JAKARTA, Indonesia - Researchers in a remote Indonesian jungle have discovered a tiny possum and a giant rat that is about five times the size of a typical city rat, scientists say.

Unearthing new species of mammals in the 21st century is considered rare. The discoveries by a team of American and Indonesian scientists, announced Monday, are being studied further to confirm their novelty.

The animals were found in the Foja mountains rain forest in eastern Papua province in a June expedition, said U.S.-based Conservation International, which organized the trip in the Southeast Asian nation along with the Indonesian Institute of Science.

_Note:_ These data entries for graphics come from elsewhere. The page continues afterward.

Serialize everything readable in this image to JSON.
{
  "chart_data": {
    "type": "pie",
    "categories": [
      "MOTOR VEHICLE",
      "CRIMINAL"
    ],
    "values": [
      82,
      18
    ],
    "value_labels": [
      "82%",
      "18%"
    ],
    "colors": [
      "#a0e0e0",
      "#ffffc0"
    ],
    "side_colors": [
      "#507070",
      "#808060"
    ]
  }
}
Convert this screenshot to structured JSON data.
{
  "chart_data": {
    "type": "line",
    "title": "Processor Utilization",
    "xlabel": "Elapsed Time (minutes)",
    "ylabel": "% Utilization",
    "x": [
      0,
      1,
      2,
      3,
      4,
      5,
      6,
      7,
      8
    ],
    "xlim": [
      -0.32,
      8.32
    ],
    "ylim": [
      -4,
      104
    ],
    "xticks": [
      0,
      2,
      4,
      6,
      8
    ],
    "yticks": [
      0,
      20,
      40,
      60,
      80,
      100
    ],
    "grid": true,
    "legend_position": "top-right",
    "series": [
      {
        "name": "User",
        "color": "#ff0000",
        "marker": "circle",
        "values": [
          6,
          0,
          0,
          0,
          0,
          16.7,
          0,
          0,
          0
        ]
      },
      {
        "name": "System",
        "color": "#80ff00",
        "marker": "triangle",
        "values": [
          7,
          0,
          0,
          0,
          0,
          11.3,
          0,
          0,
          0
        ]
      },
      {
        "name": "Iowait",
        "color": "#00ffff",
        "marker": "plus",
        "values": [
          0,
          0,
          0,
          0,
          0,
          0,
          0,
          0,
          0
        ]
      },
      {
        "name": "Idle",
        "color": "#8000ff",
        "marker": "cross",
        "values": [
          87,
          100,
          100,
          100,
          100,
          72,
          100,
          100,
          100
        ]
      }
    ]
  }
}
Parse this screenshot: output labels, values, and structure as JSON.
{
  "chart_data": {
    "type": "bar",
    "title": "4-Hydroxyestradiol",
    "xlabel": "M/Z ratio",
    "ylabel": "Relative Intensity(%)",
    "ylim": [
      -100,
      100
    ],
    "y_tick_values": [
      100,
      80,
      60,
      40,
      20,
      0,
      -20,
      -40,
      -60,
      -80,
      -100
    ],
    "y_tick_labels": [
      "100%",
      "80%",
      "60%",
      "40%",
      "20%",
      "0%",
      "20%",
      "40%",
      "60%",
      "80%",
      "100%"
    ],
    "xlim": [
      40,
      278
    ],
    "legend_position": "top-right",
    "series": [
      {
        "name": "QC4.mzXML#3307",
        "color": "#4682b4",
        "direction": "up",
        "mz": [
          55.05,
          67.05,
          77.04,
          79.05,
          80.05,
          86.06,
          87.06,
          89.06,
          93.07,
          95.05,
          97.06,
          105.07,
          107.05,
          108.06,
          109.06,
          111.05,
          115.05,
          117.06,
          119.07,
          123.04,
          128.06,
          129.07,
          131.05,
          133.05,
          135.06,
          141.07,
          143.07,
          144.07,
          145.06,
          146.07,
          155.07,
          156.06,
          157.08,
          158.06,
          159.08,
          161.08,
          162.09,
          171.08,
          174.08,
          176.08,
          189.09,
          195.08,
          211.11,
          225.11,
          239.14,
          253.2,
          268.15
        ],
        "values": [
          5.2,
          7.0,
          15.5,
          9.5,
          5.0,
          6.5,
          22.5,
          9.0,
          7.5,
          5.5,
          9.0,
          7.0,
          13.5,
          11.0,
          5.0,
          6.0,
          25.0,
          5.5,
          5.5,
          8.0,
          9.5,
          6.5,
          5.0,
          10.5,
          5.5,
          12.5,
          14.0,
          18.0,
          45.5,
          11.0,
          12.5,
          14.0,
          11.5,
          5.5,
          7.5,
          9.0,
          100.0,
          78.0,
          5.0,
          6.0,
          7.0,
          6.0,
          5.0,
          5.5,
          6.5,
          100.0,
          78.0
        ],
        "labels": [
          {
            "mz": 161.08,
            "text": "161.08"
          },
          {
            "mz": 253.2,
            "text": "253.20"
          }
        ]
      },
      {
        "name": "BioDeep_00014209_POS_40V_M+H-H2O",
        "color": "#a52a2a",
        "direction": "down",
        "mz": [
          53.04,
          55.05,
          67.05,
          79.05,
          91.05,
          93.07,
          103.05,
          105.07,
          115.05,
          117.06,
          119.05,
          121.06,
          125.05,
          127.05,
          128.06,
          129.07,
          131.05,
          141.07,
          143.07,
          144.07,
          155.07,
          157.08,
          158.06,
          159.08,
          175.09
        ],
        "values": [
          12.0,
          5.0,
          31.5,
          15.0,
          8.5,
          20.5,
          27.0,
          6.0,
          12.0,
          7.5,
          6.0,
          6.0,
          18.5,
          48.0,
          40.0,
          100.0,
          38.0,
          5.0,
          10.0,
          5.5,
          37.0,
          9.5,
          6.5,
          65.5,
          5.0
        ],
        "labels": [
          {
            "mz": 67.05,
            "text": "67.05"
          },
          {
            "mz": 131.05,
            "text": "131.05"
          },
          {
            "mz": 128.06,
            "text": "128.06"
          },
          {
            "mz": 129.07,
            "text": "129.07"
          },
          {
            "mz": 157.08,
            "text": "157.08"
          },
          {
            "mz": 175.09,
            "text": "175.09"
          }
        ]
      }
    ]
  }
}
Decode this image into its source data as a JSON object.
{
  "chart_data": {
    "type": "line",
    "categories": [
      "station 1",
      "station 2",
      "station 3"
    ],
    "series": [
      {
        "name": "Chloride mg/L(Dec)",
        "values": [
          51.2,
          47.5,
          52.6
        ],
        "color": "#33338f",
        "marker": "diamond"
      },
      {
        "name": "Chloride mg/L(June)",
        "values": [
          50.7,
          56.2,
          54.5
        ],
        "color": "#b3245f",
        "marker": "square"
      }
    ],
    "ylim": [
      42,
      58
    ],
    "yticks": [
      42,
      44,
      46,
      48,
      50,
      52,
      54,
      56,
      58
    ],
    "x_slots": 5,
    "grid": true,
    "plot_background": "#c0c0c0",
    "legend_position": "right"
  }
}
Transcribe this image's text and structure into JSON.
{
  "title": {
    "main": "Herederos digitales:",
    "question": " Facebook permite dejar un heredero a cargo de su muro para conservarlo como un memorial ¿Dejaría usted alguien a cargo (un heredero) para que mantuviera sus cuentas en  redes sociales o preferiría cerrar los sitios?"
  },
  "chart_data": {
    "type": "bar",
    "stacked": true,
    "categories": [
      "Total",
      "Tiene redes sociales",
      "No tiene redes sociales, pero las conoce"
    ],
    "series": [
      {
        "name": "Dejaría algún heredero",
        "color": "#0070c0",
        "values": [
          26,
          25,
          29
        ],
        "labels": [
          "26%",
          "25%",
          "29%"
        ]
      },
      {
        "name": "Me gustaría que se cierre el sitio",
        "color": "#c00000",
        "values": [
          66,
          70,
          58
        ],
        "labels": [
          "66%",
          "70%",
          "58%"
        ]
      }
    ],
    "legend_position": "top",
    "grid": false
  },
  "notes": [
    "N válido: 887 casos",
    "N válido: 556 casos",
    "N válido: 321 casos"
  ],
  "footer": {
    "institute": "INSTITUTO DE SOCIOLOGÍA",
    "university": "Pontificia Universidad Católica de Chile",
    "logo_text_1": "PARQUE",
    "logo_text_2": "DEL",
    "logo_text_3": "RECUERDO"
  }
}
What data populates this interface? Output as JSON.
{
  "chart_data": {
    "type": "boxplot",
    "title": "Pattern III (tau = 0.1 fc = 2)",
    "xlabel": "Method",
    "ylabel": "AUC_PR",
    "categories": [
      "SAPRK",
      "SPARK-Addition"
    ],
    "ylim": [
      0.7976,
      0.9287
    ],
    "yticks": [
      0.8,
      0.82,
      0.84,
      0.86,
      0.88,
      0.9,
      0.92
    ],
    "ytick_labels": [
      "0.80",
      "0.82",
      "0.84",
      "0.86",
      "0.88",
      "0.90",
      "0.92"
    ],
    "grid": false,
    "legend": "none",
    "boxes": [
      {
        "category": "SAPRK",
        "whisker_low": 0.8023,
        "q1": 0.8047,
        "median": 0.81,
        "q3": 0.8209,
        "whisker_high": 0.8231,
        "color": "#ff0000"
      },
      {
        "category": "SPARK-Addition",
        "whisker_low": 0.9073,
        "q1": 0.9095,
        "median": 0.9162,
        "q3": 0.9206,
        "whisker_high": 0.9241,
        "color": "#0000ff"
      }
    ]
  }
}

"The giant rat is about five times the size of a typical city rat," said Kristofer Helgen, a scientist with the Smithsonian Institution in Washington. "With no fear of humans, it apparently came into the camp several times during the trip."

The possum was described as "one of the world's smallest marsupials."

A 2006 expedition to the same stretch of jungle - dubbed by Conservation International as a "Lost World" because until then humans had rarely visited it - unearthed scores of exotic new species of palms, butterflies and palms.

Papua has some of the world's largest tracts of rain forest, but like elsewhere in Indonesia, illegal logging is ravaging the land. Scientists said last year that the Foja area was not under immediate threat, largely because it was so remote.

"It's comforting to know that there is a place on Earth so isolated that it remains the absolute realm of wild nature," said expedition leader Bruce Beehler.